The Alba City Council set an order for a general election to elect three aldermen during their regular February meeting last Monday.
Dianne Haisten and Lindy McCarty were named as election clerks and Melba Kelly as election judge. The three seats open are Tammy Kirkpatrick, Jonathan Mize and Larry Jones. Kirkpatrick has already filed to run for re-election. Jones has picked up the necessary paperwork, but has yet to file. Newcomer Robert Kraemer has also filed. The deadline for filing is this Friday at 5 p.m. Mize has not filed for re-election as of Monday morning.
The council decided to change the way they handle council meetings when it comes to consent agenda items. “We attended a Quitman City Council meeting and they had these specific items under the consent agenda. Those items consist of items that are up for approval or denial every month, like the minutes of the previous meeting, the financials and the department reports,” City Secretary McCarty said. “In an effort to move along a little faster, we decided to try it. We can approve all of that with one motion.” A motion was made to approve the consent agenda and the change was approved unanimously.

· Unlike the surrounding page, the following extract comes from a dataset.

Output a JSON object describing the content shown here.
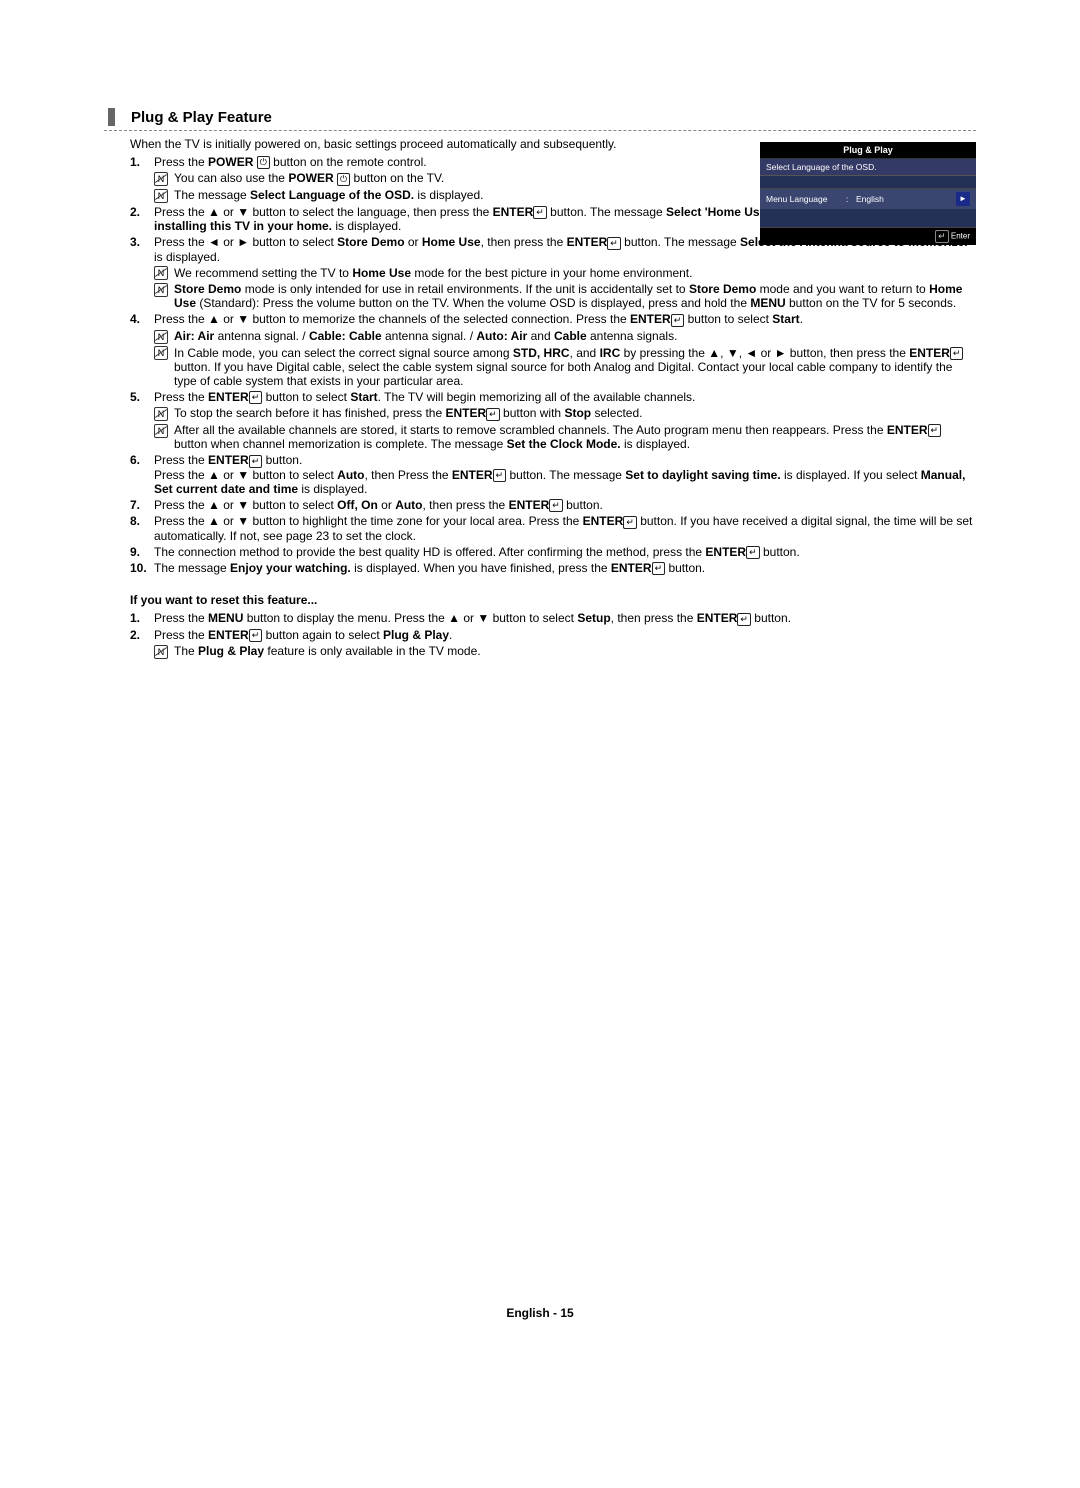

In another action, the council approved for McCarty to proceed with the development of online payments for the utility department and municipal court. The company facilitating the process, Heartland, will receive four percent of the payment. There is no cost to the city for the service. “This is basically a convenience for the customer. There will be a link online for water and sewer payments,” McCarty said. “Bright Star uses this system and they are very pleased with it. I get a lot of inquiries about paying online. I think people like the convenience of doing it online.”
In another matter, the council approved RV park specifications presented by Michael Willey.
The citizen comments portion of the meeting was moved to the last agenda item. Former mayor, Ted Levitt, addressed the council. “I’m not surprised the city council has decided to try and stifle citizens’ ability to express negative opinions, to expose your incompetence and your determination to do as you please in violation of federal and state laws, city ordinances, policies and procedures by cutting the time a citizen can speak during the public comments section from five minutes to three,” Levitt stated. “For over 30 years, five minutes has been the acceptable time limit in the city. Now, you feel the need to change that. When this council was seated a year ago, I tried politely to show you what you were doing wrong in an effort for you to spend the time and energy necessary to your job correctly. That didn’t work. I tried to embarrass you into doing the job and that didn’t work.
“Now you are trying to shut me up by limiting the time a citizen gets to speak at a council meeting I have stayed off social media up till now to keep from embarrassing you and the city, but after what you are doing tonight, I am determined to expose everything and anything I feel you have done wrong on social media. I will now start writing letters to the Rains County Leader, Wood County Monitor and the Tyler paper. Instead of listening to what I and others citizens have to say as constructive criticism, you have decided to do what you have done tonight which is to try and stifle public comment. Shame on you.”